In vitro experiments were performed using rabbit red blood cells to test the hemolytic effect of the fluorocarbon derivatives in the extracorporeal circulatory system.

The preparation of the emulsion used in Experimental Example 2 as shown in Table 4 was mixed with the ringer solution treated with lactic acid to give a substantially physiologically isotonic solution. The resulting isotonic emulsion formulations were mixed with heparin treated earthenware blood in ratios of 3: 1, 1: 1 and 1: 3 to prepare test sample solutions. The hemolytic effect was assessed by measuring the free hemoglobin content in 8 ml of blood after preservation at 37 ° C. for 6 hours. Measurement of hemoglobin treated with hemolysis was directed to the cyanometemoglobin method (Kampen, E. J. and Ziilstram, W. J. Clin, Chim. Acta. 6,538, 1961).

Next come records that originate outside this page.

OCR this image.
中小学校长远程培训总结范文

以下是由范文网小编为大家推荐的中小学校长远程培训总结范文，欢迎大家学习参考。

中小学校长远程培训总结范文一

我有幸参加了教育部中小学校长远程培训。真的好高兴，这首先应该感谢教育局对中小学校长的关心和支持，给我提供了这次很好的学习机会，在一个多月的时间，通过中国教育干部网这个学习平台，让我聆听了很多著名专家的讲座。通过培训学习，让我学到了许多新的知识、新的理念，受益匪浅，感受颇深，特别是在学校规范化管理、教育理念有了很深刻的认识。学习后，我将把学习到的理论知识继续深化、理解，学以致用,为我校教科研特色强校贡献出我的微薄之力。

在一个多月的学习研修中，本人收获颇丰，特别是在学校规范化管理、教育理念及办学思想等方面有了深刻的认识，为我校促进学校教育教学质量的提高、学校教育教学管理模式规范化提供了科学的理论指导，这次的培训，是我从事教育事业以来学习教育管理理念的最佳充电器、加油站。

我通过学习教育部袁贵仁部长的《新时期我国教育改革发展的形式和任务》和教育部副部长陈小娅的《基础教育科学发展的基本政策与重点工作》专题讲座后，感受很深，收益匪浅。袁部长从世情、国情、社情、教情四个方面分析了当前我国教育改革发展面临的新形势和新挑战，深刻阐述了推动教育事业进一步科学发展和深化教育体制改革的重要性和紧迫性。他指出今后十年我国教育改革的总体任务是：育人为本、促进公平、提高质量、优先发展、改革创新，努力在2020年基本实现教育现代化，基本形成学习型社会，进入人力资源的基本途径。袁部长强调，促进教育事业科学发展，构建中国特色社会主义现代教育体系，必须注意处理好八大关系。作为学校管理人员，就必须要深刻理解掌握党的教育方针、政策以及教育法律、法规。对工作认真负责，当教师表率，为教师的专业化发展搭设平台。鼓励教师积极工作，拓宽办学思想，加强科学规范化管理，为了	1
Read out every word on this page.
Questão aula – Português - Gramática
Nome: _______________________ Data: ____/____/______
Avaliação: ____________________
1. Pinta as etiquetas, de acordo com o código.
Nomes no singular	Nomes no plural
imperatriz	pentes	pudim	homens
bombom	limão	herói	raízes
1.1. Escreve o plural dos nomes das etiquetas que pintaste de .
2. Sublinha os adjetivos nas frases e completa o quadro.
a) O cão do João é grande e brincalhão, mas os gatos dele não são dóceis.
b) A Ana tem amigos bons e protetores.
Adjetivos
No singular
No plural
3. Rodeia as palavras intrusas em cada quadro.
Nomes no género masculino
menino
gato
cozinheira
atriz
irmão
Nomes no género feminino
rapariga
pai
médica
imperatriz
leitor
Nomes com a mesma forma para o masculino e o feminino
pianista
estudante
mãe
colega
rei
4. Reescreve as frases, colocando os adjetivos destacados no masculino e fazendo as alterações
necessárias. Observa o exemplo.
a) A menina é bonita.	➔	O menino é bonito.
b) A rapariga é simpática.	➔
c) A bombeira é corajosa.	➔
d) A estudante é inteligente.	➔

The results obtained are shown in Table 7.

TABLE 7

As can be seen from Table 7, the hemolytic effect of the emulsions according to the invention was much less than that of the prior art, and there was no significant difference from that of the lactic acidized ringer solution used as reference.

Claims (1)

Perfluorodecalin, perfluoromethyldecalin, perfluoroalkylcyclohexane having 3 to 5 carbon atoms in the alkyl component and perfluoroalkyltetrahydrofuran having 5 to 7 carbon atoms in the alkyl component, 4 in the alkyl component -At least one perfluorocarbon compound having 9-11 carbon atoms selected from the group consisting of perfluoroalkyltetrahydropyrans and perfluoroalkanes having 6 carbon atoms; Perfluoro tert-alkylamines, perfluoro N-alkylpiperidine alkyl group having 4-6 carbon atoms and perfluoro N-alkylmorpholine having 5-7 carbon atoms alkyl Perfluoro tertiary-amine compounds having 9-11 carbon atoms selected from; 2.0-5.0% (W / V) nonionic surfactant having a molecular weight of 2,000-20,000; 0.1-1.0% (W / V) phospholipids; And 0.004-0.1% (W / V) of at least one fatty acid having 8-22 carbon atoms [The total amount of the perfluorocarbon compound and the perfluoro tert-amine in emulsion is 10-50% (W / V), and the weight ratio of the perfluoro carbon compound to the perfluoro tertiary amine is 95-50: 5-50], and oxygen transportable perfluorocara having an average particle size of 0.05-0.3μ. A process for preparing a stable emulsion or physiologically acceptable salt or monoglyceride thereof in a physiologically acceptable aqueous medium of the present compound.